Updated: 2013-11-20 12:56

By China Daily (China Daily USA)

  Print Mail Large Medium  Small 分享按钮 0

When we talk about cultural exchanges, most people think of government institutions sending big companies of performing artists abroad to stage grand extravaganzas in glamorous theaters in world capitals. Now there's another, more intimate way, one that makes direct people-to-people contact more a part of the process.

"If I were to hold a big gala with professional theatrical designs, the audience would feel a sense of distance between themselves and the artists," said Wei Ronghui, deputy curator of the Chinese National Museum of Ethnology (CNME), who is leading a delegation of artists from different Chinese ethnic groups on a tour of the US.

During their performance on Wednesday at Prince George's Community College (PGCC) in Maryland, the artists performed ethnic dances, gave a fashion show of ethnic costumes, demonstrated calligraphy and painting, and finally invited members of the audience up on the stage to let artists draw plum flowers, orchids, bamboos, and chrysanthemums - the four kinds of flowers valued in Chinese tradition for their personification of good character - on their T-shirts.

The tour, scheduled from Nov 9 to 19, is part of the cultural exchange program "Colorful China" initiated by the CNME. This is the group's third visit to the US after two successful tours in 2010 and 2011. This year's theme features Chinese ethnic scripts presented via artistic performance and displays of calligraphic works.
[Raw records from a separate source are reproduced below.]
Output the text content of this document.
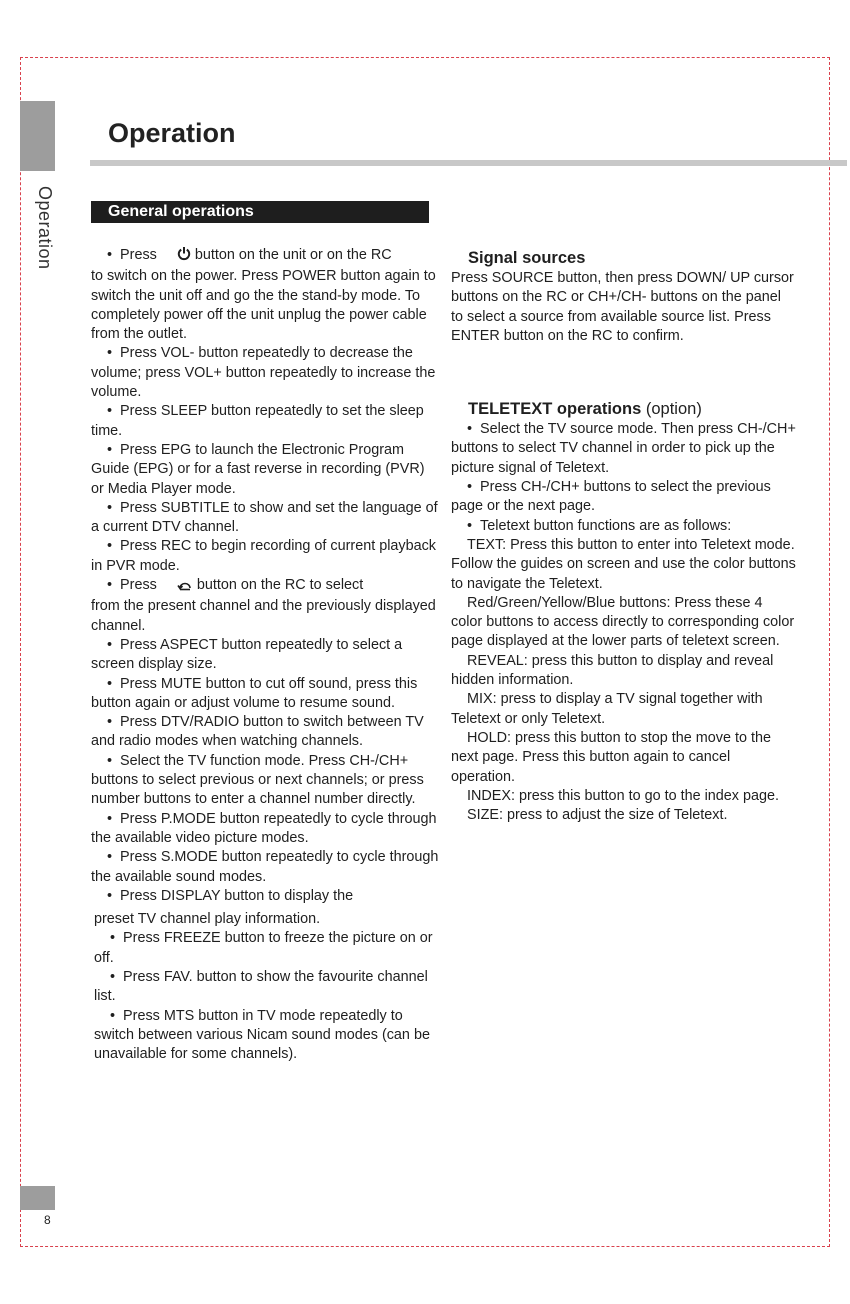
Operation
8
Operation
General operations

•  Press  button on the unit or on the RC

to switch on the power. Press POWER button again to switch the unit off and go the the stand-by mode. To completely power off the unit unplug the power cable from the outlet.

•  Press VOL- button repeatedly to decrease the volume; press VOL+ button repeatedly to increase the volume.

•  Press SLEEP button repeatedly to set the sleep time.

•  Press EPG to launch the Electronic Program Guide (EPG) or for a fast reverse in recording (PVR) or Media Player mode.

•  Press SUBTITLE to show and set the language of a current DTV channel.

•  Press REC to begin recording of current playback in PVR mode.

•  Press  button on the RC to select

from the present channel and the previously displayed channel.

•  Press ASPECT button repeatedly to select a screen display size.

•  Press MUTE button to cut off sound, press this button again or adjust volume to resume sound.

•  Press DTV/RADIO button to switch between TV and radio modes when watching channels.

•  Select the TV function mode. Press CH-/CH+ buttons to select previous or next channels; or press number buttons to enter a channel number directly.

•  Press P.MODE button repeatedly to cycle through the available video picture modes.

•  Press S.MODE button repeatedly to cycle through the available sound modes.

•  Press DISPLAY button to display the

preset TV channel play information.

•  Press FREEZE button to freeze the picture on or off.

•  Press FAV. button to show the favourite channel list.

•  Press MTS button in TV mode repeatedly to switch between various Nicam sound modes (can be unavailable for some channels).

Signal sources

Press SOURCE button, then press DOWN/ UP cursor buttons on the RC or CH+/CH- buttons on the panel to select a source from available source list. Press ENTER button on the RC to confirm.

TELETEXT operations (option)

•  Select the TV source mode. Then press CH-/CH+ buttons to select TV channel in order to pick up the picture signal of Teletext.

•  Press CH-/CH+ buttons to select the previous page or the next page.

•  Teletext button functions are as follows:

TEXT: Press this button to enter into Teletext mode. Follow the guides on screen and use the color buttons to navigate the Teletext.

Red/Green/Yellow/Blue buttons: Press these 4 color buttons to access directly to corresponding color page displayed at the lower parts of teletext screen.

REVEAL: press this button to display and reveal hidden information.

MIX: press to display a TV signal together with Teletext or only Teletext.

HOLD: press this button to stop the move to the next page. Press this button again to cancel operation.

INDEX: press this button to go to the index page.

SIZE: press to adjust the size of Teletext.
 Cultural exchange focuses on people, the way they write

Performers from Chinese ethnic groups showcase written formats of their languages at Prince George's Community College in Largo, Maryland. Cai Chunying / China Daily

The theme of ethic writing "allows the audience to interact with the calligraphers and the painters", said Wei, who thought that scripts, albeit abstract, would resonate with audiences because "written scripts are the common tools for all mankind to record their languages".

To Wei, cultural exchange is more about understanding than promotion. "I didn't like it when people in the past tried to promote Chinese culture and force foreign people to believe that Chinese culture is good. I think exchange and equal communication is more important, we communicate in the shared goal of enhancing mutual understanding between the Chinese and the American people," Wei said, adding that she wanted all the delegates to perform with love.
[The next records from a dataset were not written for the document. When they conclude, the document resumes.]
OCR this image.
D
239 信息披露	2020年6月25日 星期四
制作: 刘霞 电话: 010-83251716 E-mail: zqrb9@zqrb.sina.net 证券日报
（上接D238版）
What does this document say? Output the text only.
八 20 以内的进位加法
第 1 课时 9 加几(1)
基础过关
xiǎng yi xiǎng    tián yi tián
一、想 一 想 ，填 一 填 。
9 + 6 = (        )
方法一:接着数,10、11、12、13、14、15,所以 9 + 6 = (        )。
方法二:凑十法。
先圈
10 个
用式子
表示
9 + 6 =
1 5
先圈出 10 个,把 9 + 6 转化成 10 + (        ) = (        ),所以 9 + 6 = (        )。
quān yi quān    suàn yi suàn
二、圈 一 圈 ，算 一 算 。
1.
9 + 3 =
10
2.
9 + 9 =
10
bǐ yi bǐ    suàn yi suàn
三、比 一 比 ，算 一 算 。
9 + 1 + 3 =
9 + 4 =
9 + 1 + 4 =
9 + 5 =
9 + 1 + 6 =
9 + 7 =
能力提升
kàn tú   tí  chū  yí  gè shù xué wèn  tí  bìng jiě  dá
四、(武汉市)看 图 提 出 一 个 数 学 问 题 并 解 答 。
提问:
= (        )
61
Unlike most delegations of their kind that usually stay in hotels, members of this group all stayed in American host family homes, so that they would have the opportunity to really experience American society and hopefully forge personal relationships that would last beyond their visit.

"Most of our artists don't speak English, so they communicate with their new family members by drawing pictures, and in that sense, they let art speak for itself," Wei said.
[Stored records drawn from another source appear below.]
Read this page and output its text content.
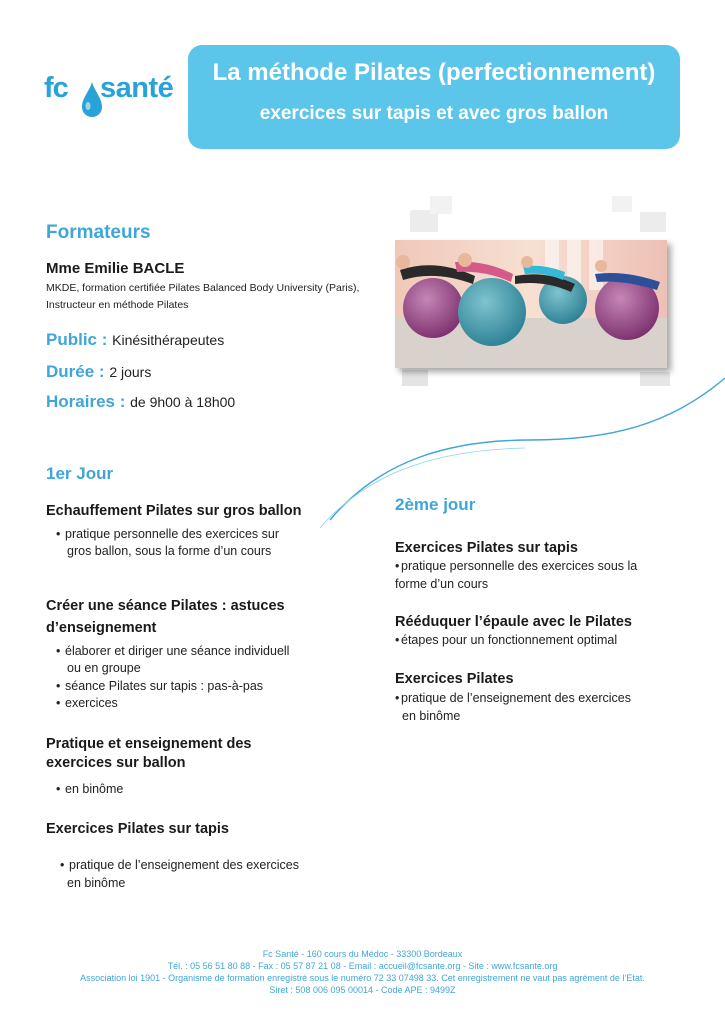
fc santé	La méthode Pilates (perfectionnement)
exercices sur tapis et avec gros ballon
Formateurs
Mme Emilie BACLE
MKDE, formation certifiée Pilates Balanced Body University (Paris),
Instructeur en méthode Pilates
Public : Kinésithérapeutes
Durée : 2 jours
Horaires : de 9h00 à 18h00
1er Jour
Echauffement Pilates sur gros ballon
• pratique personnelle des exercices sur
gros ballon, sous la forme d’un cours
Créer une séance Pilates : astuces
d’enseignement
• élaborer et diriger une séance individuell
ou en groupe
• séance Pilates sur tapis : pas-à-pas
• exercices
Pratique et enseignement des
exercices sur ballon
• en binôme
Exercices Pilates sur tapis
• pratique de l’enseignement des exercices
en binôme
2ème jour
Exercices Pilates sur tapis
• pratique personnelle des exercices sous la
forme d’un cours
Rééduquer l’épaule avec le Pilates
• étapes pour un fonctionnement optimal
Exercices Pilates
• pratique de l’enseignement des exercices
en binôme
Fc Santé - 160 cours du Médoc - 33300 Bordeaux
Tél. : 05 56 51 80 88 - Fax : 05 57 87 21 08 - Email : accueil@fcsante.org - Site : www.fcsante.org
Association loi 1901 - Organisme de formation enregistré sous le numéro 72 33 07498 33. Cet enregistrement ne vaut pas agrément de l’Etat.
Siret : 508 006 095 00014 - Code APE : 9499Z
It worked. Wei said the host families and the delegates were crying in the morning when they had to say farewell. "The families all went out in the cold wind and wept. We experienced this on our past tours too," he said.

"The first day they arrived, they were with the host families all day. On the following day, we pulled them all together to learn traditional American square-dancing, they did taichi for us, and we had a typical American dinner together," said Betty McGinnis, president of World Artists Experiences, which sponsored the delegation and arranged their activities in the US. McGinnis said that wherever the delegation went, whether it was in communities, schools, or seniors homes, they were very well received.

World Artists Experiences consists of more than 3,000 volunteers assisting cultural exchange programs in 100 developing countries.

Deng Xianlai in Washington contributed to this story.